Membership renewal applications were tabled and approved for 21 of the 23 member churches. Unfortunately Grace Bible Church (Nelspruit, SA) and the Fellowship of Believers in Christ (Nampula, Mozambique) did not apply for renewal of membership and the meeting agreed that according to our constitution, their membership would lapse. This brings the Sola 5 church membership total to 24.
Apart from church membership, Sola 5 also has individual Associate Members. The purpose of Associate Membership is to provide fellowship, encouragement and teaching for believers who are not able to find a like-minded local church in their area. Associate membership provides such individuals the opportunity of participating in activities of the Association, and to facilitate the process of church planting. The 2009 ABM amended the constitution by adding a requirement for associate members unable to attend the annual conference and ABM, to show how they participated meaningfully in the activities of the association in the preceding year. This requirement has naturally led to a drop in the number of associate membership renewal applications. The renewal applications of Gordon Bull and Paul Karstens were tabled and approved.
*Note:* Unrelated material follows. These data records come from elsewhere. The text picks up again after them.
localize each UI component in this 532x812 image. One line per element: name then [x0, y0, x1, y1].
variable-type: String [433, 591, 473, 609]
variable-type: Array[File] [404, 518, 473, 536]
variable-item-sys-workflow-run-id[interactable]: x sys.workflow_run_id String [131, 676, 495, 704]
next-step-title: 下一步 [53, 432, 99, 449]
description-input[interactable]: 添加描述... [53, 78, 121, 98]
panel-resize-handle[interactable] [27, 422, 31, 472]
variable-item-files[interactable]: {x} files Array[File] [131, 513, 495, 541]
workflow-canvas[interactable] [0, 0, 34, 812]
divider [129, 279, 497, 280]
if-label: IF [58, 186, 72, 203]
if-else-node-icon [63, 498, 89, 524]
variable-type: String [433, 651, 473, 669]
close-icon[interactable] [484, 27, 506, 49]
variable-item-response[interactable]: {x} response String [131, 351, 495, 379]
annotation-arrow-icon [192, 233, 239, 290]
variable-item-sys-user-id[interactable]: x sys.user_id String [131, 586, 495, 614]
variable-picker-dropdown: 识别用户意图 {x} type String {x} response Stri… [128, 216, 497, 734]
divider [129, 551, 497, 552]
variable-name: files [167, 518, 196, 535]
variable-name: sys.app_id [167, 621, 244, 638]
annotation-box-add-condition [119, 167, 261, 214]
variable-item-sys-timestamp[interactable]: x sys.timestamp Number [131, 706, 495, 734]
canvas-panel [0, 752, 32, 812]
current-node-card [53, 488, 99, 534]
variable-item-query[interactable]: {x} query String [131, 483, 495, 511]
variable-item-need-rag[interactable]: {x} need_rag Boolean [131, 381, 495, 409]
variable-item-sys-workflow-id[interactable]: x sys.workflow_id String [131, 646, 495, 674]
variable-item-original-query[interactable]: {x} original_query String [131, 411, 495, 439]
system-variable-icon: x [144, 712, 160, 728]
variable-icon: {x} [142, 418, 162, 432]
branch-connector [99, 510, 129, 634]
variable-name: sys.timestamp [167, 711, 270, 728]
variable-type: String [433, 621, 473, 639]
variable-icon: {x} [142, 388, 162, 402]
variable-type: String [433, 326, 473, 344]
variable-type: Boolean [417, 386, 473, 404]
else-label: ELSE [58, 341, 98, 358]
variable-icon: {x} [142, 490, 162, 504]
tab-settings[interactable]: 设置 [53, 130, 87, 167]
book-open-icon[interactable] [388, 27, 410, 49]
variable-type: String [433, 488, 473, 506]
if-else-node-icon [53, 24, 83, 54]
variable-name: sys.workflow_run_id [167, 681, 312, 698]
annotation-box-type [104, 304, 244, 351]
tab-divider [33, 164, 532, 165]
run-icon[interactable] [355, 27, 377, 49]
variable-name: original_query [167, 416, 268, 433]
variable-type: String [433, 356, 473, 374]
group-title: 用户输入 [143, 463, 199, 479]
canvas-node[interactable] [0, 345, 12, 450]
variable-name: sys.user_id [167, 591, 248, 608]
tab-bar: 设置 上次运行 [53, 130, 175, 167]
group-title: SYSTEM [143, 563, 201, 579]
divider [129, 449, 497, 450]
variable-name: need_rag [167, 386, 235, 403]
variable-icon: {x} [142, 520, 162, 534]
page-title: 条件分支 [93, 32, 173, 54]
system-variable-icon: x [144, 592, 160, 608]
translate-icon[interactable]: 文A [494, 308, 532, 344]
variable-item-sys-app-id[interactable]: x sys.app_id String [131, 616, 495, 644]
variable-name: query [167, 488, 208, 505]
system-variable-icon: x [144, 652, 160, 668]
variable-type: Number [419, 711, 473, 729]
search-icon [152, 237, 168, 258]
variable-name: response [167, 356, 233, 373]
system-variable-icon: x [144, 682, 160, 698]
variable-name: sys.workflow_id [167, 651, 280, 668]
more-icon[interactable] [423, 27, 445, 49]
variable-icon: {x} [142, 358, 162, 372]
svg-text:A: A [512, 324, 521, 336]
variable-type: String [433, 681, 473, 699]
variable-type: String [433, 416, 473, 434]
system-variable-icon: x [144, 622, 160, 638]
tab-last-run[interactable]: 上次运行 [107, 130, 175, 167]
The new application of Boyd Scriven was also approved.
Between the ABMs the business of the Sola 5 association is handled by the steering committee. Kobus van der Walt (Vereeniging SA): Christo Beetge (Alberton SA), Jeff Gage (Boksburg SA), Ronald Kalifungwa (Lusaka), Conrad Mbewe (Lusaka), and Pieter Slabber (Windhoek, Namibia) were elected for 2011-12 to serve with current members, Roland Eskinazi (Cape Town), OB Macwele (Manzini, Swaziland) and Peter Sammons (Germiston SA); Peter was subsequently chosen by the committee as chairman for the term. Ronald and Conrad requested Grave Singogo and Isaac Makashini be co-opted onto the committee in their place.
The main business of the 2011 ABM revolved around Sovereign Grace Theological Seminary (SGTS) and the African Christian University (ACU).
SGTS. Bruce Button, head of the SGTS, reported that SGTS was established 5 years ago. In 2008 it was decided to relocate SGTS to Zambia where it would fall under the joint oversight of Lusaka, Kabwata, Evangel, and Mount Makulu Baptist Churches. An administrator was appointed a few weeks prior to the ABM. Bruce reported a current enrolment of 16 students: 7 from Zambia, 2 from Malawi, 3 from Zimbabwe, 3 from South Africa, and 1 from Namibia. Despite progress made, SGTS still faces a number of challenges, the biggest of which remained the addition of full time staff. It is envisioned that the SGTS would become the theological faculty of the ACU.
Bruce challenged the member churches of Sola 5 to consider tithing an amount equalling 10% of their pastor's salary to SGTS.
ACU. Ken Turnbull, director of ACU, provided background and led the discussion. ACU is a mammoth project under the oversight of the same four churches as SGTS. Ken showed an inspiring DVD which provided detailed background as well as outlining the ACU vision and strategy. Readers requiring more information are encouraged to have a look at http://acu-usa.com as well as an article in a recent edition of the Sola 5 Chronicles (No 13 ‒ see also www.sola5.org).
Future Sola 5 Conferences were planned as follows: 6 to 9 September 2012 in Manzini (Swaziland) – to be hosted by Manzini Fellowship Church and 2013 in Windhoek (Namibia) – to be hosted by the Windhoek Sola 5 churches.
We request that you please, not only diarise the dates of our next assembly and seek to make the necessary arrangements to attend, but also that you pray for the association and for the assembly. We look forward to seeing you in Swaziland and will give you further details of the assembly as the time draws closer.